The Evo 2 1B Base algorithm provides rapid, sequence-level modeling and variant scoring of DNA sequences, enabling efficient predictive assessments of protein and RNA fitness across diverse biological contexts. Integrated into scalable BioLM engineering workflows, Evo 2 1B Base supports early-stage filtering, ranking, and prioritization of candidate protein and antibody designs, facilitating iterative optimization cycles that reduce experimental overhead and accelerate research timelines. Its standardized APIs allow seamless combination with BioLM’s predictive models, generative algorithms, and embedding-based classifiers for comprehensive biological engineering solutions.

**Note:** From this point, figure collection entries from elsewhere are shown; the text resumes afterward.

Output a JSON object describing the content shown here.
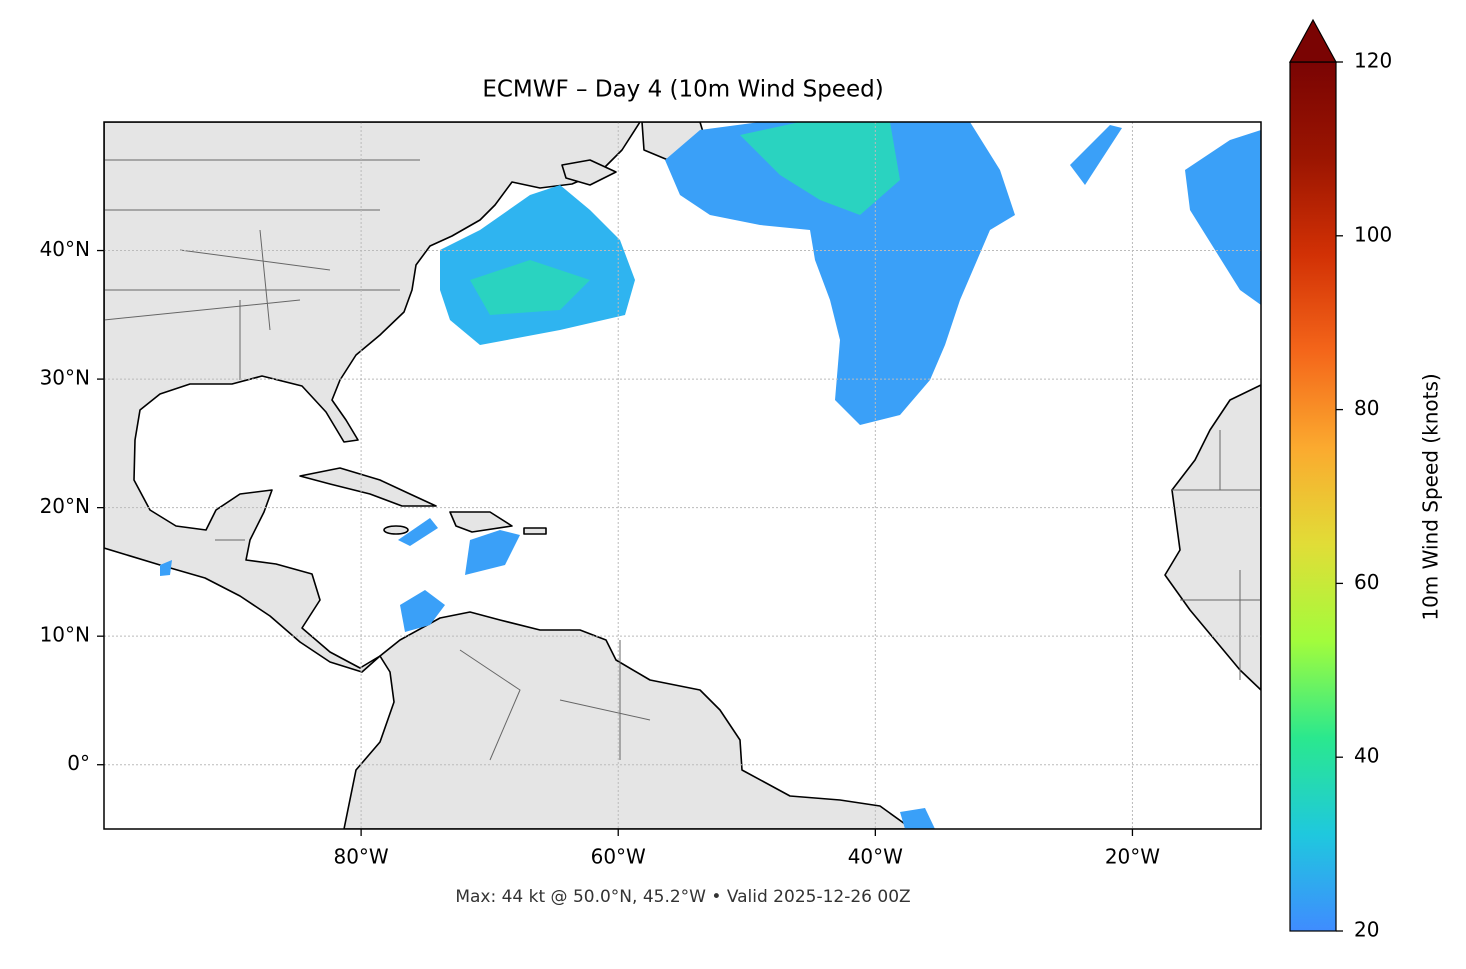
{
  "chart_data": {
    "type": "map",
    "title": "ECMWF – Day 4 (10m Wind Speed)",
    "footer": "Max: 44 kt @ 50.0°N, 45.2°W • Valid 2025-12-26 00Z",
    "xlim": [
      -100,
      -10
    ],
    "ylim": [
      -5,
      50
    ],
    "xticks": [
      {
        "value": -80,
        "label": "80°W"
      },
      {
        "value": -60,
        "label": "60°W"
      },
      {
        "value": -40,
        "label": "40°W"
      },
      {
        "value": -20,
        "label": "20°W"
      }
    ],
    "yticks": [
      {
        "value": 0,
        "label": "0°"
      },
      {
        "value": 10,
        "label": "10°N"
      },
      {
        "value": 20,
        "label": "20°N"
      },
      {
        "value": 30,
        "label": "30°N"
      },
      {
        "value": 40,
        "label": "40°N"
      }
    ],
    "grid": true,
    "colorbar": {
      "label": "10m Wind Speed (knots)",
      "lim": [
        20,
        120
      ],
      "ticks": [
        20,
        40,
        60,
        80,
        100,
        120
      ],
      "colors": [
        "#3f8cff",
        "#1fc8de",
        "#2ae88e",
        "#a2fc3c",
        "#e1dd37",
        "#fbaa2f",
        "#f4661a",
        "#d23105",
        "#9b1501",
        "#7a0403"
      ]
    }
  }
}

  • Enables rapid, iterative variant scoring within protein optimization pipelines

  • Integrates seamlessly with predictive and generative BioLM workflows for enhanced design prioritization

References

  • Brixi, G., Durrant, M. G., Ku, J., Poli, M., Brockman, G., Chang, D., Gonzalez, G. A., King, S. H., Li, D. B., Merchant, A. T., Naghipourfar, M., Nguyen, E., Ricci-Tam, C., Romero, D. W., Sun, G., Taghibakshi, A., Vorontsov, A., Yang, B., Deng, M., Gorton, L., Nguyen, N., Wang, N. K., Adams, E., Baccus, S. A., Dillmann, S., Ermon, S., Guo, D., Ilango, R., Janik, K., Lu, A. X., Mehta, R., Mofrad, M. R. K., Ng, M. Y., Pannu, J., Ré, C., Schmok, J. C., St. John, J., Sullivan, J., Zhu, K., Zynda, G., Balsam, D., Collison, P., Costa, A. B., Hernandez-Boussard, T., Ho, E., Liu, M.-Y., McGrath, T., Powell, K., Burke, D. P., Goodarzi, H., Hsu, P. D., & Hie, B. L. (2024). Genome modeling and design across all domains of life with Evo 2. bioRxiv.